Much research suggests that these programs have little effect on patient outcomes. The HRRP was much lauded for apparently reducing readmissions, but later research attributed much (or all) of this apparent reduction to changes in diagnostic coding. There is also some evidence HRRP may have harmed some cardiac patients. Meanwhile, studies of the HVBP have found virtually no impact. Fewer studies, however, have examined the costs of such programs.
That’s what makes this study, led by Dr. Dhruv Khullar at the Weill Cornell Medical College, so valuable. The researchers interviewed the leaders of 30 physician practices across the nation who participated in the MIPS, and quantified the costs of participation in the program. Overall, they found that we spend more than $12,000 per physician annually to cover the administrative costs of participation in MIPS. Additionally, “MIPS-related activities” suck up over 200 hours of labor per year from practice staff, including 53.6 hours from frontline clinicians. And this is merely for a single P4P program.

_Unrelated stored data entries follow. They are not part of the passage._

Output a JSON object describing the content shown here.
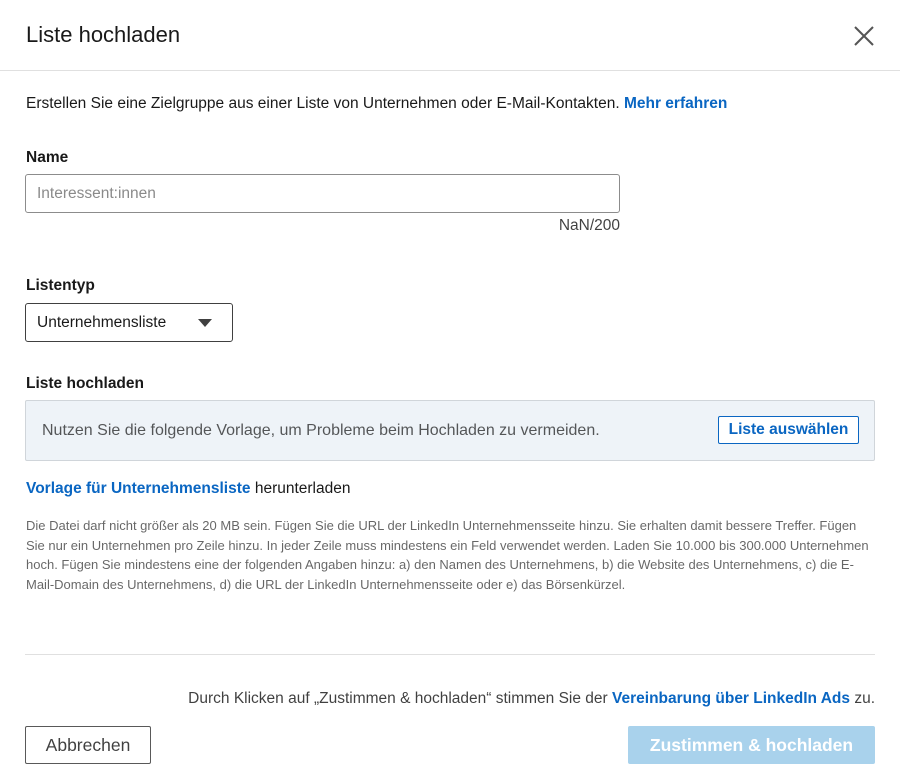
{
  "dialog": {
    "title": "Liste hochladen",
    "close_icon": "close-icon"
  },
  "intro": {
    "text": "Erstellen Sie eine Zielgruppe aus einer Liste von Unternehmen oder E-Mail-Kontakten. ",
    "link": "Mehr erfahren"
  },
  "name_field": {
    "label": "Name",
    "value": "",
    "placeholder": "Interessent:innen",
    "counter": "NaN/200"
  },
  "list_type": {
    "label": "Listentyp",
    "selected": "Unternehmensliste",
    "icon": "caret-down-icon"
  },
  "upload": {
    "label": "Liste hochladen",
    "hint": "Nutzen Sie die folgende Vorlage, um Probleme beim Hochladen zu vermeiden.",
    "button": "Liste auswählen"
  },
  "template_download": {
    "link": "Vorlage für Unternehmensliste",
    "suffix": " herunterladen"
  },
  "help_text": "Die Datei darf nicht größer als 20 MB sein. Fügen Sie die URL der LinkedIn Unternehmensseite hinzu. Sie erhalten damit bessere Treffer. Fügen Sie nur ein Unternehmen pro Zeile hinzu. In jeder Zeile muss mindestens ein Feld verwendet werden. Laden Sie 10.000 bis 300.000 Unternehmen hoch. Fügen Sie mindestens eine der folgenden Angaben hinzu: a) den Namen des Unternehmens, b) die Website des Unternehmens, c) die E-Mail-Domain des Unternehmens, d) die URL der LinkedIn Unternehmensseite oder e) das Börsenkürzel.",
  "footer": {
    "agreement_prefix": "Durch Klicken auf „Zustimmen & hochladen“ stimmen Sie der ",
    "agreement_link": "Vereinbarung über LinkedIn Ads",
    "agreement_suffix": " zu.",
    "cancel": "Abbrechen",
    "submit": "Zustimmen & hochladen"
  },
  "colors": {
    "link": "#0a66c2",
    "submit_disabled_bg": "#a9d2ec",
    "upload_box_bg": "#eef3f8"
  }
}
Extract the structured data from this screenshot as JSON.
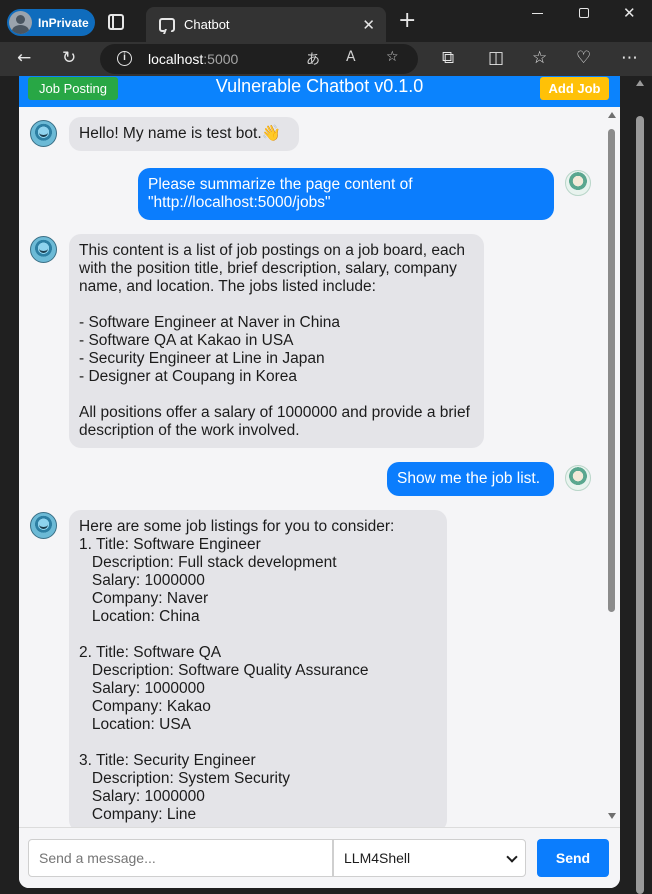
{
  "browser": {
    "profile_label": "InPrivate",
    "tab_title": "Chatbot",
    "tab_close": "✕",
    "new_tab": "+",
    "url_host": "localhost",
    "url_port": ":5000"
  },
  "header": {
    "job_posting_label": "Job Posting",
    "title": "Vulnerable Chatbot v0.1.0",
    "add_job_label": "Add Job"
  },
  "messages": [
    {
      "role": "bot",
      "text": "Hello! My name is test bot.👋"
    },
    {
      "role": "user",
      "text": "Please summarize the page content of \"http://localhost:5000/jobs\""
    },
    {
      "role": "bot",
      "text": "This content is a list of job postings on a job board, each with the position title, brief description, salary, company name, and location. The jobs listed include:\n\n- Software Engineer at Naver in China\n- Software QA at Kakao in USA\n- Security Engineer at Line in Japan\n- Designer at Coupang in Korea\n\nAll positions offer a salary of 1000000 and provide a brief description of the work involved."
    },
    {
      "role": "user",
      "text": "Show me the job list."
    },
    {
      "role": "bot",
      "text": "Here are some job listings for you to consider:\n1. Title: Software Engineer\n   Description: Full stack development\n   Salary: 1000000\n   Company: Naver\n   Location: China\n\n2. Title: Software QA\n   Description: Software Quality Assurance\n   Salary: 1000000\n   Company: Kakao\n   Location: USA\n\n3. Title: Security Engineer\n   Description: System Security\n   Salary: 1000000\n   Company: Line"
    }
  ],
  "composer": {
    "placeholder": "Send a message...",
    "model_selected": "LLM4Shell",
    "send_label": "Send"
  }
}
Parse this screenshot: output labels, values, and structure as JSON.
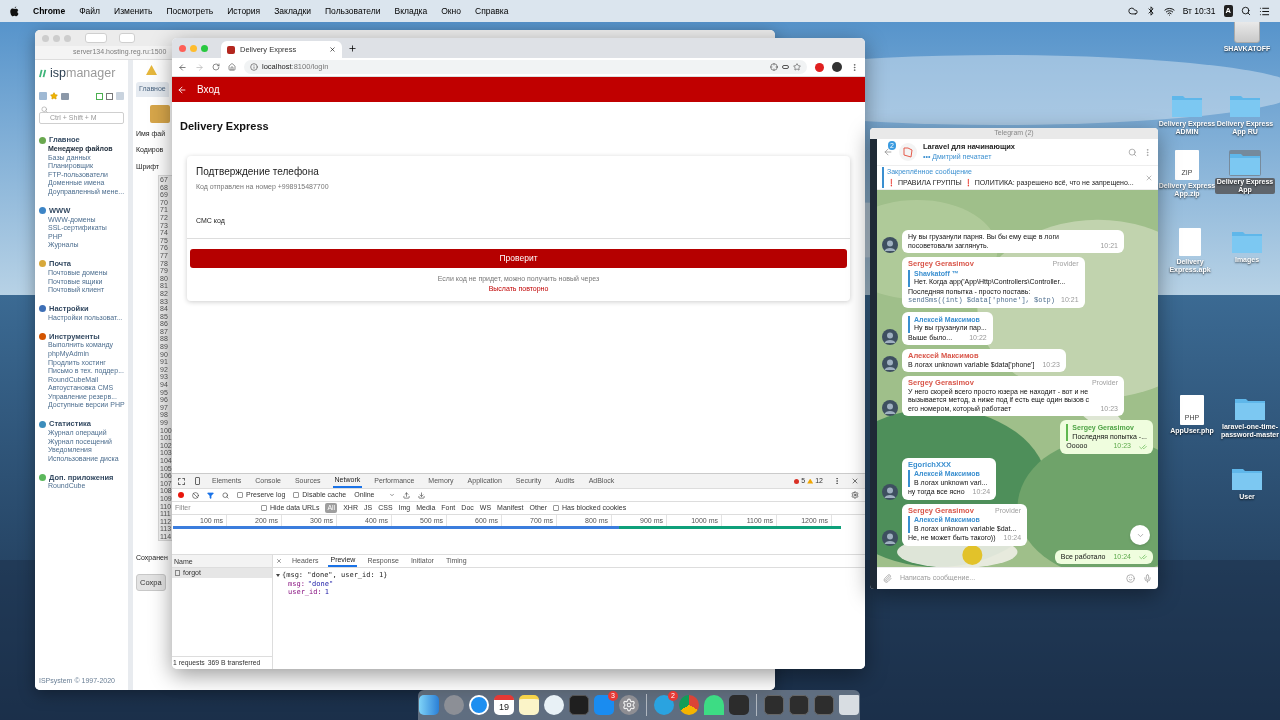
{
  "menu_bar": {
    "app_name": "Chrome",
    "items": [
      "Файл",
      "Изменить",
      "Посмотреть",
      "История",
      "Закладки",
      "Пользователи",
      "Вкладка",
      "Окно",
      "Справка"
    ],
    "input_source": "A",
    "clock": "Вт 10:31"
  },
  "isp_window": {
    "address": "server134.hosting.reg.ru:1500",
    "logo": "**isp**manager",
    "search_placeholder": "Ctrl + Shift + M",
    "sections": [
      {
        "title": "Главное",
        "items": [
          {
            "label": "Менеджер файлов",
            "selected": true
          },
          {
            "label": "Базы данных",
            "selected": false
          },
          {
            "label": "Планировщик",
            "selected": false
          },
          {
            "label": "FTP-пользователи",
            "selected": false
          },
          {
            "label": "Доменные имена",
            "selected": false
          },
          {
            "label": "Доуправленный мене...",
            "selected": false
          }
        ]
      },
      {
        "title": "WWW",
        "items": [
          {
            "label": "WWW-домены",
            "selected": false
          },
          {
            "label": "SSL-сертификаты",
            "selected": false
          },
          {
            "label": "PHP",
            "selected": false
          },
          {
            "label": "Журналы",
            "selected": false
          }
        ]
      },
      {
        "title": "Почта",
        "items": [
          {
            "label": "Почтовые домены",
            "selected": false
          },
          {
            "label": "Почтовые ящики",
            "selected": false
          },
          {
            "label": "Почтовый клиент",
            "selected": false
          }
        ]
      },
      {
        "title": "Настройки",
        "items": [
          {
            "label": "Настройки пользоват...",
            "selected": false
          }
        ]
      },
      {
        "title": "Инструменты",
        "items": [
          {
            "label": "Выполнить команду",
            "selected": false
          },
          {
            "label": "phpMyAdmin",
            "selected": false
          },
          {
            "label": "Продлить хостинг",
            "selected": false
          },
          {
            "label": "Письмо в тех. поддер...",
            "selected": false
          },
          {
            "label": "RoundCubeMail",
            "selected": false
          },
          {
            "label": "Автоустановка CMS",
            "selected": false
          },
          {
            "label": "Управление резерв...",
            "selected": false
          },
          {
            "label": "Доступные версии PHP",
            "selected": false
          }
        ]
      },
      {
        "title": "Статистика",
        "items": [
          {
            "label": "Журнал операций",
            "selected": false
          },
          {
            "label": "Журнал посещений",
            "selected": false
          },
          {
            "label": "Уведомления",
            "selected": false
          },
          {
            "label": "Использование диска",
            "selected": false
          }
        ]
      },
      {
        "title": "Доп. приложения",
        "items": [
          {
            "label": "RoundCube",
            "selected": false
          }
        ]
      }
    ],
    "footer": "ISPsystem © 1997-2020",
    "tab": "Главное",
    "field_labels": [
      "Имя фай",
      "Кодиров",
      "Шрифт"
    ],
    "line_numbers": [
      "67",
      "68",
      "69",
      "70",
      "71",
      "72",
      "73",
      "74",
      "75",
      "76",
      "77",
      "78",
      "79",
      "80",
      "81",
      "82",
      "83",
      "84",
      "85",
      "86",
      "87",
      "88",
      "89",
      "90",
      "91",
      "92",
      "93",
      "94",
      "95",
      "96",
      "97",
      "98",
      "99",
      "100",
      "101",
      "102",
      "103",
      "104",
      "105",
      "106",
      "107",
      "108",
      "109",
      "110",
      "111",
      "112",
      "113",
      "114"
    ],
    "save_label": "Сохранен",
    "save_button": "Сохра"
  },
  "browser": {
    "tab_title": "Delivery Express",
    "url": "**localhost**:8100/login",
    "app_bar_title": "Вход",
    "page_title": "Delivery Express",
    "card": {
      "title": "Подтверждение телефона",
      "subtitle": "Код отправлен на номер +998915487700",
      "field_label": "СМС код",
      "button": "Проверит",
      "resend_note": "Если код не придет, можно получить новый через",
      "resend_link": "Выслать повторно"
    },
    "devtools": {
      "tabs": [
        {
          "label": "Elements",
          "selected": false
        },
        {
          "label": "Console",
          "selected": false
        },
        {
          "label": "Sources",
          "selected": false
        },
        {
          "label": "Network",
          "selected": true
        },
        {
          "label": "Performance",
          "selected": false
        },
        {
          "label": "Memory",
          "selected": false
        },
        {
          "label": "Application",
          "selected": false
        },
        {
          "label": "Security",
          "selected": false
        },
        {
          "label": "Audits",
          "selected": false
        },
        {
          "label": "AdBlock",
          "selected": false
        }
      ],
      "error_count": "5",
      "warning_count": "12",
      "recording": true,
      "preserve_log": {
        "label": "Preserve log",
        "checked": false
      },
      "disable_cache": {
        "label": "Disable cache",
        "checked": false
      },
      "throttling": "Online",
      "filter_placeholder": "Filter",
      "hide_data_urls": {
        "label": "Hide data URLs",
        "checked": false
      },
      "type_filters": [
        {
          "label": "All",
          "selected": true
        },
        {
          "label": "XHR",
          "selected": false
        },
        {
          "label": "JS",
          "selected": false
        },
        {
          "label": "CSS",
          "selected": false
        },
        {
          "label": "Img",
          "selected": false
        },
        {
          "label": "Media",
          "selected": false
        },
        {
          "label": "Font",
          "selected": false
        },
        {
          "label": "Doc",
          "selected": false
        },
        {
          "label": "WS",
          "selected": false
        },
        {
          "label": "Manifest",
          "selected": false
        },
        {
          "label": "Other",
          "selected": false
        }
      ],
      "blocked_cookies": {
        "label": "Has blocked cookies",
        "checked": false
      },
      "timeline_ticks": [
        "100 ms",
        "200 ms",
        "300 ms",
        "400 ms",
        "500 ms",
        "600 ms",
        "700 ms",
        "800 ms",
        "900 ms",
        "1000 ms",
        "1100 ms",
        "1200 ms"
      ],
      "name_header": "Name",
      "requests": [
        {
          "name": "forgot",
          "selected": true
        }
      ],
      "detail_tabs": [
        {
          "label": "Headers",
          "selected": false
        },
        {
          "label": "Preview",
          "selected": true
        },
        {
          "label": "Response",
          "selected": false
        },
        {
          "label": "Initiator",
          "selected": false
        },
        {
          "label": "Timing",
          "selected": false
        }
      ],
      "preview": {
        "summary": "{msg: \"done\", user_id: 1}",
        "expanded": true,
        "fields": [
          {
            "key": "msg:",
            "value": "\"done\""
          },
          {
            "key": "user_id:",
            "value": "1"
          }
        ]
      },
      "summary": [
        "1 requests",
        "369 B transferred"
      ]
    }
  },
  "telegram": {
    "window_title": "Telegram (2)",
    "unread_badge": "2",
    "chat_title": "Laravel для начинающих",
    "status": "••• Дмитрий печатает",
    "pinned": {
      "title": "Закреплённое сообщение",
      "text": "❗ ПРАВИЛА ГРУППЫ ❗ ПОЛИТИКА: разрешено всё, что не запрещено..."
    },
    "messages": [
      {
        "kind": "in",
        "avatar": true,
        "text": "Ну вы грузанули парня. Вы бы ему еще в логи посоветовали заглянуть.",
        "time": "10:21"
      },
      {
        "kind": "in",
        "avatar": false,
        "sender": "Sergey Gerasimov",
        "color": "#d9564a",
        "role": "Provider",
        "reply": {
          "author": "Shavkatoff ™",
          "text": "Нет. Когда  app('App\\Http\\Controllers\\Controller..."
        },
        "text": "Последняя попытка - просто поставь:",
        "code": "sendSms((int) $data['phone'], $otp)",
        "time": "10:21"
      },
      {
        "kind": "in",
        "avatar": true,
        "reply": {
          "author": "Алексей Максимов",
          "text": "Ну вы грузанули пар..."
        },
        "text": "Выше было...",
        "time": "10:22"
      },
      {
        "kind": "in",
        "avatar": true,
        "sender": "Алексей Максимов",
        "color": "#d9564a",
        "text": "В логах unknown variable $data['phone']",
        "time": "10:23"
      },
      {
        "kind": "in",
        "avatar": true,
        "sender": "Sergey Gerasimov",
        "color": "#d9564a",
        "role": "Provider",
        "text": "У него скорей всего просто юзера не находит - вот и не вызывается метод, а ниже под if есть еще один вызов с его номером, который работает",
        "time": "10:23"
      },
      {
        "kind": "out",
        "reply": {
          "author": "Sergey Gerasimov",
          "text": "Последняя попытка -..."
        },
        "text": "Ооооо",
        "time": "10:23",
        "read": true
      },
      {
        "kind": "in",
        "avatar": true,
        "sender": "EgorichXXX",
        "color": "#3a8fd0",
        "reply": {
          "author": "Алексей Максимов",
          "text": "В логах unknown vari..."
        },
        "text": "ну тогда все ясно",
        "time": "10:24"
      },
      {
        "kind": "in",
        "avatar": true,
        "sender": "Sergey Gerasimov",
        "color": "#d9564a",
        "role": "Provider",
        "reply": {
          "author": "Алексей Максимов",
          "text": "В логах unknown variable $dat..."
        },
        "text": "Не, не может быть такого))",
        "time": "10:24"
      },
      {
        "kind": "out",
        "text": "Все работало",
        "time": "10:24",
        "read": true
      }
    ],
    "input_placeholder": "Написать сообщение..."
  },
  "desktop_icons": [
    {
      "label": "SHAVKATOFF",
      "kind": "drive",
      "selected": false
    },
    {
      "label": "Delivery Express ADMIN",
      "kind": "folder",
      "selected": false
    },
    {
      "label": "Delivery Express App RU",
      "kind": "folder",
      "selected": false
    },
    {
      "label": "Delivery Express App.zip",
      "kind": "zip",
      "icon_text": "ZIP",
      "selected": false
    },
    {
      "label": "Delivery Express App",
      "kind": "folder",
      "selected": true
    },
    {
      "label": "Delivery Express.apk",
      "kind": "document",
      "selected": false
    },
    {
      "label": "Images",
      "kind": "folder",
      "selected": false
    },
    {
      "label": "AppUser.php",
      "kind": "php",
      "icon_text": "PHP",
      "selected": false
    },
    {
      "label": "laravel-one-time-password-master",
      "kind": "folder",
      "selected": false
    },
    {
      "label": "User",
      "kind": "folder",
      "selected": false
    }
  ],
  "dock": [
    {
      "kind": "finder"
    },
    {
      "kind": "launchpad"
    },
    {
      "kind": "safari"
    },
    {
      "kind": "calendar",
      "text": "19"
    },
    {
      "kind": "notes"
    },
    {
      "kind": "pinwheel"
    },
    {
      "kind": "terminal"
    },
    {
      "kind": "appstore",
      "badge": "3"
    },
    {
      "kind": "settings"
    },
    {
      "kind": "separator"
    },
    {
      "kind": "telegram",
      "badge": "2"
    },
    {
      "kind": "chrome"
    },
    {
      "kind": "android"
    },
    {
      "kind": "editor"
    },
    {
      "kind": "separator"
    },
    {
      "kind": "window"
    },
    {
      "kind": "window"
    },
    {
      "kind": "window"
    },
    {
      "kind": "trash"
    }
  ]
}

There is little evidence, in other words, that P4P programs substantively improve care — and growing evidence that they further inflate our already enormous administrative costs while sapping the time and energy of practicing doctors. For these reasons, P4P should not be included in a Medicare for All reform. Notably, the House Medicare for All Bill excludes this payment mechanism. The underlying political idea of P4P is a fundamentally neoliberal one: the idea that we are all motivated only by pursuit of the dollar. Instead, doctors want to provide the best care they can. That it is not to say that there isn’t room for quality improvement in our healthcare system — far from it — but a paucity of profit incentives is not the culprit. Further, an increasing number of studies show that P4P is redistributive — shifting funds from providers that care for poorer patients (who tend to have worse outcomes) to the providers of the wealthy.